F1’s new-era cars have struggled since the 2026 regulations came into force, with the heavy reliance on electric energy forcing drivers into counter-intuitive techniques to manage battery recharging across a single lap. High closing speeds on straights as cars exhaust their electrical deployment have also raised safety concerns, prompting calls for a regulatory intervention.

Among the proposals under discussion is a shift to an approximate 60-40 split between internal combustion and electrical power, achieved by raising the fuel flow limit, reducing energy deployment thresholds, and increasing battery capacity to prevent cars running dry of electric power as frequently as they currently do. The catch is that higher fuel flow would require teams to redesign fuel tanks and potentially alter their chassis — a significant expense for outfits that had planned to carry over their 2026 designs to save money.

To offset those costs, there are discussions about a one-off increase to the budget cap allowance. Komatsu is firmly against that approach. “The thing I’d like the FIA and F1 management to hear about the team’s point is about the cost,” he said. “It’s ridiculously expensive. These PU regulations are already so expensive, so to then do certain things for next year’s regulations — if this is going to cost every team an extra five million, ten million, that’s certainly not the right direction for us. I think from the team’s side, we need to simplify, reduce the cost in every area.”

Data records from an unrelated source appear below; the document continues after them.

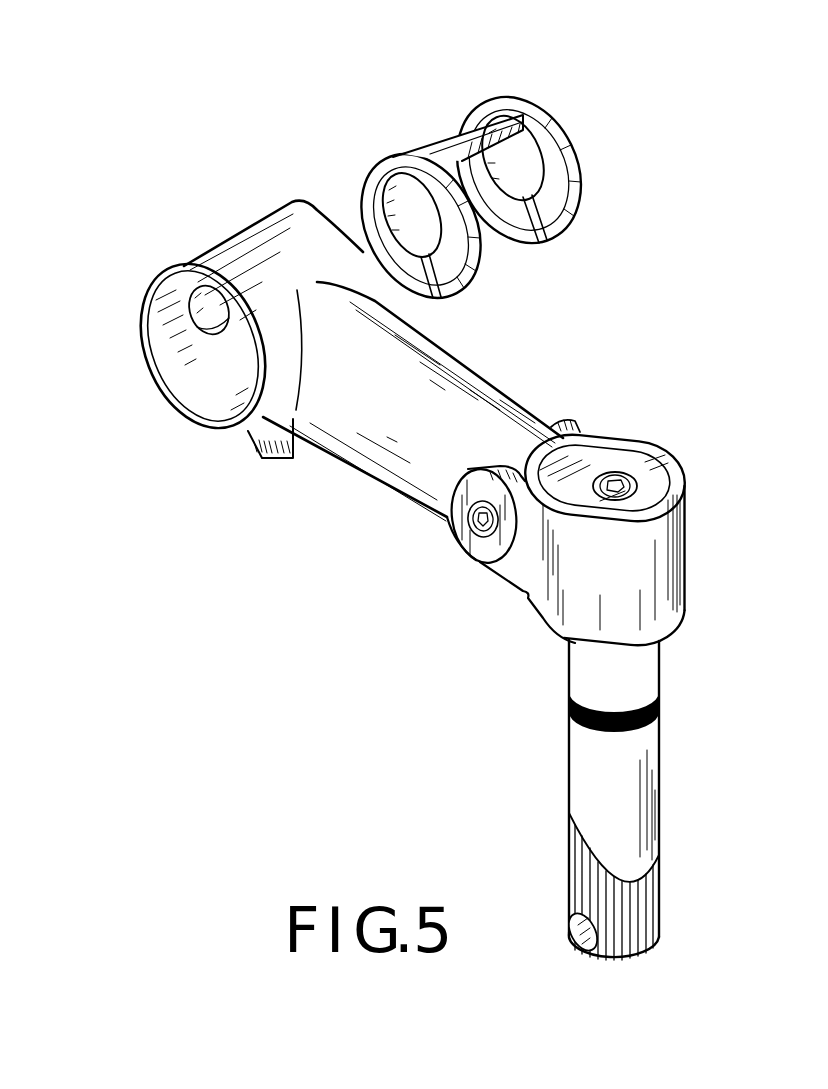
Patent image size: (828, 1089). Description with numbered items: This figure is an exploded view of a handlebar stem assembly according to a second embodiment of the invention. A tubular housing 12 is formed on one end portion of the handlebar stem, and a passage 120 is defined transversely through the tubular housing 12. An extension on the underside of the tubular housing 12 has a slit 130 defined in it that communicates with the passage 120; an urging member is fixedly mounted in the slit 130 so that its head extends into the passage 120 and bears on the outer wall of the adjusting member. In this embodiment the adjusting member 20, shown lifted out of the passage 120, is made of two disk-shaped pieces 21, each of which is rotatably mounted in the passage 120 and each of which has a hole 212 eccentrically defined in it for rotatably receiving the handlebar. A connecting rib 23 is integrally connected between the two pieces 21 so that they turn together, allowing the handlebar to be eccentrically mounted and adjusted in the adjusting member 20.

The tubular housing 12 is at (150, 313).
The passage 120 is at (207, 390).
The slit 130 is at (292, 460).
The adjusting member 20 is at (430, 142).
The disk-shaped piece 21 is at (563, 200).
The hole 212 is at (528, 153).
The connecting rib 23 is at (481, 125).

Komatsu also rejected the logic of treating the cap as a flexible ceiling. “I don’t want to increase the budget cap,” he said. “Already this year’s budget cap is a lot higher. And then to have another reason to again increase another two million, another five million — then it’s not a budget cap anymore.”

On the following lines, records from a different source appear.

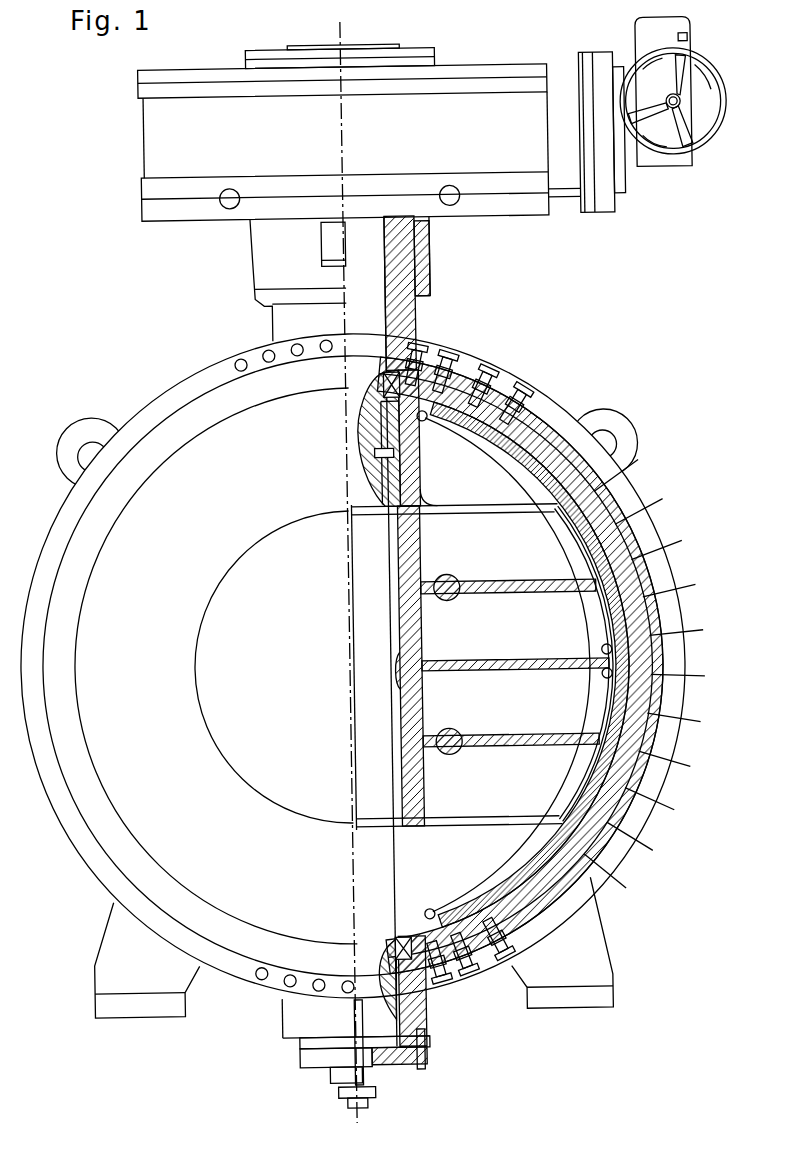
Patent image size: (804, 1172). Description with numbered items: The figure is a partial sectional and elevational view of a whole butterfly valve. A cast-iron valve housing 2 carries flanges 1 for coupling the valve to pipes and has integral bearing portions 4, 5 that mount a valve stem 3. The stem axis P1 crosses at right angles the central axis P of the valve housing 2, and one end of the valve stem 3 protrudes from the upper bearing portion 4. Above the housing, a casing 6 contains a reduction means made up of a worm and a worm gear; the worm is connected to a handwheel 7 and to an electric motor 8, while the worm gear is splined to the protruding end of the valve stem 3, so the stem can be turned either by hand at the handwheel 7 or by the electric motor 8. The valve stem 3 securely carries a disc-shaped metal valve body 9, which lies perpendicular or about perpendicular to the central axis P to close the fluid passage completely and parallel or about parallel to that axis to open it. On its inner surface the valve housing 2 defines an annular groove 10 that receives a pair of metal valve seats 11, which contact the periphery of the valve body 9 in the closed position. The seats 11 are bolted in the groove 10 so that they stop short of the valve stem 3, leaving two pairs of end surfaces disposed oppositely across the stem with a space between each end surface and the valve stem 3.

The flanges 1 is at (194, 382).
The valve housing 2 is at (652, 636).
The valve stem 3 is at (360, 853).
The bearing portion 4 is at (240, 267).
The bearing portion 5 is at (277, 1076).
The casing 6 is at (569, 196).
The handwheel 7 is at (711, 154).
The electric motor 8 is at (646, 32).
The valve body 9 is at (499, 468).
The annular groove 10 is at (613, 568).
The valve seats 11 is at (597, 522).
The central axis P is at (357, 668).
The axis of valve stem P1 is at (353, 121).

Asked whether meaningful on-track improvements were still achievable for 2027 given that teams have already begun work on next year’s cars, Komatsu suggested the answer lies in the scope of any changes. Smaller parameter adjustments that do not force a chassis redesign could, in his view, still deliver a better racing product without triggering the cost spiral he fears.

The debate reflects a broader tension inside F1 as the sport tries to correct a regulation set that was years in the making but has produced a compromised on-track spectacle from the outset. For smaller teams like Haas, the financial stakes of any mid-cycle hardware revision are considerably higher than for the works outfits, making Komatsu one of the most vocal voices for fiscal restraint in the ongoing discussions.